De Hillary Clinton à Jon Huntsman, les politiciens américains semblent particulièrement friands de la génération de jeunes internautes chinois. Mais les nuances machiavéliques du commentaire de Huntsman incarnent parfaitement un des thèmes de propagande favoris du régime chinois : les États-Unis seraient la cheville ouvrière d’un complot visant à saper la Chine en se servant de l’Internet comme d’une arme. Comparé aux autres candidats républicains extrémistes, Huntsman manifeste toutefois clairement l’attitude la plus modérée à l’égard des relations sino-américaines. S’il était élu président ou vice-président, les capitalistes d’État chinois, qui chérissent le concept de mercantilisme, seraient sans aucun doute être ravis d’accueillir Huntsman au banquet d’État à Zhongnanhai, lors de son retour à Pékin.

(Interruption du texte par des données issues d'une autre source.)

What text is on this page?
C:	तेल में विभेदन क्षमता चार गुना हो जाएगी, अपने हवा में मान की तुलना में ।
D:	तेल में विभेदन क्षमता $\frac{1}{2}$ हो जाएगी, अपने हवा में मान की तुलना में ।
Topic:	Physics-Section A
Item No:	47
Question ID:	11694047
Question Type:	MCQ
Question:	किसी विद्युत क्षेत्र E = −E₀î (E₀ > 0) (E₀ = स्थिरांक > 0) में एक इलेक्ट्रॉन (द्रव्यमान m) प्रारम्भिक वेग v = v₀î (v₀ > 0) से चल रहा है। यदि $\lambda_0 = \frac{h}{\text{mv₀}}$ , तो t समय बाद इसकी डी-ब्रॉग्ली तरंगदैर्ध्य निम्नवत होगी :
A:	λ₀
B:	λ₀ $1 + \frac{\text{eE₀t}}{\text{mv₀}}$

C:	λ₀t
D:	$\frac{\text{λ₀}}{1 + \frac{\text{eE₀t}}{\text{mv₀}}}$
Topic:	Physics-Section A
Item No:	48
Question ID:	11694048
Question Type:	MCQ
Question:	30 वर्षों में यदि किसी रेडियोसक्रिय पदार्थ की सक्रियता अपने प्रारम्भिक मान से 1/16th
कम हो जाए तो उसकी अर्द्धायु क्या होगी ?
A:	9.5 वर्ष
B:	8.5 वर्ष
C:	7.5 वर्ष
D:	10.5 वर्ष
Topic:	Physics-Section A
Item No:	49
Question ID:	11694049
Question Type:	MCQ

Même si l’expression « abattre la Chine » doit se comprendre en termes de rhétorique de campagne, Huntsman s’est néanmoins trompé. Non seulement parce qu’il sous-estimé le patriotisme de la jeunesse chinoise – une génération technophile qui n’a aucune raison d’essayer de perturber l’économie chinoise – mais également parce qu’il a commis l’erreur – fréquente – de surestimer la portée du changement social et politique que l’Internet et les médias sociaux seraient en train de produire en Chine. C’est plus vraisemblablement la croissance de la précarité économique chinoise – inflation forte, bulles immobilières, prêts gouvernementaux de mauvaise qualité, conflits fonciers, etc. – qui jouera le rôle principal dans le déclenchement de tout changement social significatif.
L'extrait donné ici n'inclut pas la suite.